Workflow:Puppeteer Puppeteer PDF Generation
| Knowledge Sources | |
|---|---|
| Domains | Browser_Automation, Document_Generation, Content_Export |
| Last Updated | 2026-02-11 23:30 GMT |
Overview
End-to-end process for generating PDF documents from web pages using Puppeteer's headless Chrome rendering engine.
Description
This workflow covers the standard procedure for converting web pages into PDF documents. It leverages Chrome's built-in print-to-PDF capability, accessible through the DevTools Protocol or WebDriver BiDi. The process involves launching a headless browser, navigating to the target page with appropriate wait conditions to ensure full content loading, configuring PDF output parameters (page size, margins, headers/footers, print backgrounds), and generating the final PDF file. This workflow supports both CDP and WebDriver BiDi protocols.
Usage
Execute this workflow when you need to generate PDF documents from rendered web content. Common use cases include creating printable reports from web dashboards, archiving web pages as PDF documents, generating invoices or receipts from web templates, and converting HTML content to PDF for distribution.
Execution Steps
Step 1: Launch Browser
Start a headless browser instance using Puppeteer. For PDF generation, headless mode is required since the print-to-PDF functionality depends on the headless rendering pipeline. Optionally specify the WebDriver BiDi protocol for cross-browser PDF generation.
Key considerations:
- PDF generation requires headless mode (the default)

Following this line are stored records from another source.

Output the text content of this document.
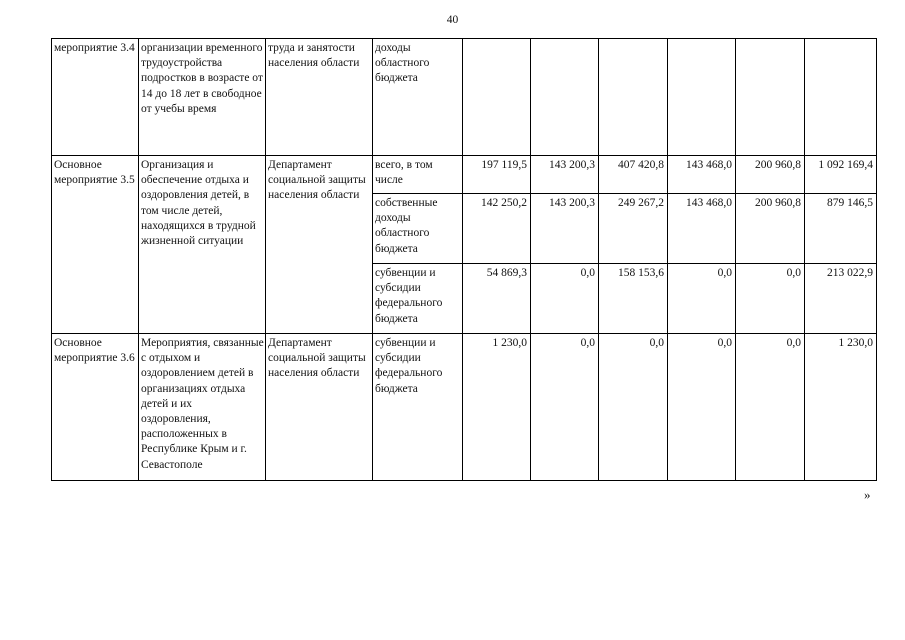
40
мероприятие 3.4	организации временного трудоустройства подростков в возрасте от 14 до 18 лет в свободное от учебы время	труда и занятости населения области	доходы областного бюджета						
Основное мероприятие 3.5	Организация и обеспечение отдыха и оздоровления детей, в том числе детей, находящихся в трудной жизненной ситуации	Департамент социальной защиты населения области	всего, в том числе	197 119,5	143 200,3	407 420,8	143 468,0	200 960,8	1 092 169,4
			собственные доходы областного бюджета	142 250,2	143 200,3	249 267,2	143 468,0	200 960,8	879 146,5
			субвенции и субсидии федерального бюджета	54 869,3	0,0	158 153,6	0,0	0,0	213 022,9
Основное мероприятие 3.6	Мероприятия, связанные с отдыхом и оздоровлением детей в организациях отдыха детей и их оздоровления, расположенных в Республике Крым и г. Севастополе	Департамент социальной защиты населения области	субвенции и субсидии федерального бюджета	1 230,0	0,0	0,0	0,0	0,0	1 230,0
»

- WebDriver BiDi protocol can be used for Firefox PDF generation
- Specify protocol: 'webDriverBiDi' in launch options for BiDi mode
Step 2: Create New Page
Open a new page (tab) in the browser. This creates the rendering context where the target content will be loaded and converted to PDF.
Key considerations:
- The page viewport does not affect PDF output dimensions
- PDF dimensions are controlled separately by the pdf() options
Navigate the page to the target URL and wait for the content to fully load. For PDF generation, it is critical to wait for all content (images, fonts, dynamic data) to be rendered before generating the PDF. The networkidle2 wait condition is recommended as it waits until there are no more than 2 network connections for 500ms.
Key considerations:
- Use waitUntil: 'networkidle2' to ensure dynamic content is loaded
- For single-page applications, networkidle0 may be more appropriate
- Custom wait logic (waitForSelector, waitForFunction) can be added for complex pages
Step 4: Configure And Generate PDF
Call the page's pdf() method with the desired output configuration. Options include paper format (letter, A4, legal, etc.), page margins, header and footer templates, whether to print CSS backgrounds, page ranges, and scale factor. The output can be saved to a file path or returned as a buffer.
Key considerations:
- Standard paper formats: letter, legal, tabloid, ledger, A0-A6
- Custom dimensions can be specified with width and height in CSS units
- Header and footer templates support HTML with special CSS classes for page number, date, title
- printBackground: true is needed to include CSS background colors and images
- The path option saves directly to disk; omitting it returns a Buffer
Step 5: Close Browser
Terminate the browser instance to release resources. Ensure the PDF file has been fully written before closing.
Key considerations:
- The pdf() call is asynchronous and must be awaited before closing
- Use try/finally for reliable cleanup